Stones on submerging Hasankeyf bridge moved to museum

Stones featuring figures of Roman soldiers on the legs of a 2,500-year-old bridge in the 12,000-year-old ancient settlement of Hasankeyf in the southeastern province of Batman have been moved to a museum, as the historic bridge is set to disappear underwater in the wake of the controversial construction of the Ilısu Dam. 

The restoration of the bridge spanning the Tigris River, which cuts through Hasankeyf, has recently been finished and the figures on the bridge were moved to the Batman Museum. 

Batman Provincial Culture and Tourism Director İhsan Aslanlı said the figures were on display in the garden of the museum. 

“The figures are among the symbols of the historic Hasankeyf stone bridge. The bridge was constructed with 10 vaults. But because the bridge was partially damaged, only three of its vaults are seen on the Tigris River. The bridge was constructed between A.D. 1116 and 1126 during the reign of Fahrettin Karaaslan in Hasankeyf,” he said. 
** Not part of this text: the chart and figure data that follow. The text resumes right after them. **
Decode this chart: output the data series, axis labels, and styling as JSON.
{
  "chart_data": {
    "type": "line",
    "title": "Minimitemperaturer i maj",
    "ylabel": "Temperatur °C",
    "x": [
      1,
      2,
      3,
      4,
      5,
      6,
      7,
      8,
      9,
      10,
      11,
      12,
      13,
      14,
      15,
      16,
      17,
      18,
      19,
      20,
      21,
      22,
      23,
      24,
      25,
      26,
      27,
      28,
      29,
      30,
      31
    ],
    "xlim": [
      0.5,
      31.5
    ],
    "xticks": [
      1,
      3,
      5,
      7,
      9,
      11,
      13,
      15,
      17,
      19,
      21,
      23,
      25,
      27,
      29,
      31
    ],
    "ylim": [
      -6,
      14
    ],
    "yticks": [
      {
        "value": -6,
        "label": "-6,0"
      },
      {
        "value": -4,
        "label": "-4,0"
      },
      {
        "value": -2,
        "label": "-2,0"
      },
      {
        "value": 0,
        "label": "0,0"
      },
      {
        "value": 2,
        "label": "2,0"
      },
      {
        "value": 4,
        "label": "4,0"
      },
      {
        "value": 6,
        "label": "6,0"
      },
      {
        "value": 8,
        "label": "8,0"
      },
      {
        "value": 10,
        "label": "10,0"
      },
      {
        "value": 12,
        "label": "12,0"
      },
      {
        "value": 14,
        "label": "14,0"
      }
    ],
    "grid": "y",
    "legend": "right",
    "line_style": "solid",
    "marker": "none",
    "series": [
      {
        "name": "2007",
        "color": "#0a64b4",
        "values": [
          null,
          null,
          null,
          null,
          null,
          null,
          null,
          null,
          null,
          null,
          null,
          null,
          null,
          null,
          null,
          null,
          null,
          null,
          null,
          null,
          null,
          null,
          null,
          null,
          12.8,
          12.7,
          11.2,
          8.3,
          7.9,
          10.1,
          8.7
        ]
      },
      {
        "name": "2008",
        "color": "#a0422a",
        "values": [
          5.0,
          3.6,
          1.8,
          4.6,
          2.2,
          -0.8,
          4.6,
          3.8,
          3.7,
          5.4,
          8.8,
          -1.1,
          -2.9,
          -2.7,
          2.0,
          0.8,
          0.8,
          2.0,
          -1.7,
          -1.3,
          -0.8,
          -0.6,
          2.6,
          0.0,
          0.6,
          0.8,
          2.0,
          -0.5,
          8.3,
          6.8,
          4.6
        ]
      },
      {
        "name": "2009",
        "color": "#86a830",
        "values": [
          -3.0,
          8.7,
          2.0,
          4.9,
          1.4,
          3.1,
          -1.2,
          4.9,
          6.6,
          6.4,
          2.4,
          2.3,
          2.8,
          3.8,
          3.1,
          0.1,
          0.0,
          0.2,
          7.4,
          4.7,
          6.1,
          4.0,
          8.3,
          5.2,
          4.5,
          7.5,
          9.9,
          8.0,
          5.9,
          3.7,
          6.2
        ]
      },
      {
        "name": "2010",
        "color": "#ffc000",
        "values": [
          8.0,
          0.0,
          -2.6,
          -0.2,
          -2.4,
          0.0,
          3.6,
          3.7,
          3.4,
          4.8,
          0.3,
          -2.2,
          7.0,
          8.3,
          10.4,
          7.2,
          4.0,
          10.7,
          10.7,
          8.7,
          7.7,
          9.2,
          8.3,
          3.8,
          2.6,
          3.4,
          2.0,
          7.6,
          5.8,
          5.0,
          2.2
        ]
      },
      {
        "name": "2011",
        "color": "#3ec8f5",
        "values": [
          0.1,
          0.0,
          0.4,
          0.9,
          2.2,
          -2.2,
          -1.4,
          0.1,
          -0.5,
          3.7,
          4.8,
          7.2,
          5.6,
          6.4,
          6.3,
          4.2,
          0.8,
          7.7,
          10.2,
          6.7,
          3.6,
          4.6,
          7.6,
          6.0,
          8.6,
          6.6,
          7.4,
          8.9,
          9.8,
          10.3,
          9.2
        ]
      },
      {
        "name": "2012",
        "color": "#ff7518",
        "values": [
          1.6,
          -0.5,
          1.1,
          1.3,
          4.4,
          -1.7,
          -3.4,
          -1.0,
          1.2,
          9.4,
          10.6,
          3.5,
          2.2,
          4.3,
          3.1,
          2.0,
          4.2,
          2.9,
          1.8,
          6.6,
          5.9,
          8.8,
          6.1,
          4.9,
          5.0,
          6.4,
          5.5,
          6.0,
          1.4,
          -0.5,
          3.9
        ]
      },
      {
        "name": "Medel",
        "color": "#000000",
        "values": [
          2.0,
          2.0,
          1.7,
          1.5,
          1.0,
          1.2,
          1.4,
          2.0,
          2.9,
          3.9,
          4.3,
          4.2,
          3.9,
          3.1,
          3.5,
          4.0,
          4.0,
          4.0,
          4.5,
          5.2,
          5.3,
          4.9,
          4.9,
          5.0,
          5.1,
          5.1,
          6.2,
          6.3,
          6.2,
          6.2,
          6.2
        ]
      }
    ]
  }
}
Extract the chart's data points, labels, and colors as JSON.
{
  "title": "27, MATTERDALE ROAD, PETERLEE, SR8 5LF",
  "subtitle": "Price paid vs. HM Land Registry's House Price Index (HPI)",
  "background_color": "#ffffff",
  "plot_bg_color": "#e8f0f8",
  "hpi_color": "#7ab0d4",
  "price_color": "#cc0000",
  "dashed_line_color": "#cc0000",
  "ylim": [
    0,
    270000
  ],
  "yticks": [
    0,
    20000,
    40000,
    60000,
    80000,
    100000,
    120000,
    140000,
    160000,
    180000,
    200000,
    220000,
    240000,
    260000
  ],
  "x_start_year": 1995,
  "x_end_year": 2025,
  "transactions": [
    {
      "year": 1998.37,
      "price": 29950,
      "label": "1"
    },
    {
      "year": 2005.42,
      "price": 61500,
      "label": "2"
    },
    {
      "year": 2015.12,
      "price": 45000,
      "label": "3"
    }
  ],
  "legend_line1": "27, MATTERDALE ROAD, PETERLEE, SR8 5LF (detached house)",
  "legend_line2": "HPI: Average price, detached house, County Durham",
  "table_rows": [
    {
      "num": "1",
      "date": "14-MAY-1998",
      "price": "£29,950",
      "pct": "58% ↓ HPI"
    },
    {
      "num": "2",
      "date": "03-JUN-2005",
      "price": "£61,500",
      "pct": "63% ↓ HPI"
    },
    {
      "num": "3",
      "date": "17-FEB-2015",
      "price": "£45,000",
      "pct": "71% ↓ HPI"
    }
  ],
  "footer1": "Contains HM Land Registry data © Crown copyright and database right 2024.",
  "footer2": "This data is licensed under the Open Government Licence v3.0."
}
It has been reputed as one of the most magnificent bridges constructed in the Middle Age. Cut stones were used in the construction and the bridge was later filled with rubble stones. It has been reported that the bridge was constructed on the ruins of an ancient bridge. The bridge has a belt in the middle of it which serves as a door that opens and closes, symbolizing the security of the settlement. 

But Hasankeyf and the stone bridge will soon be consumed by the waters of the Ilısu Dam.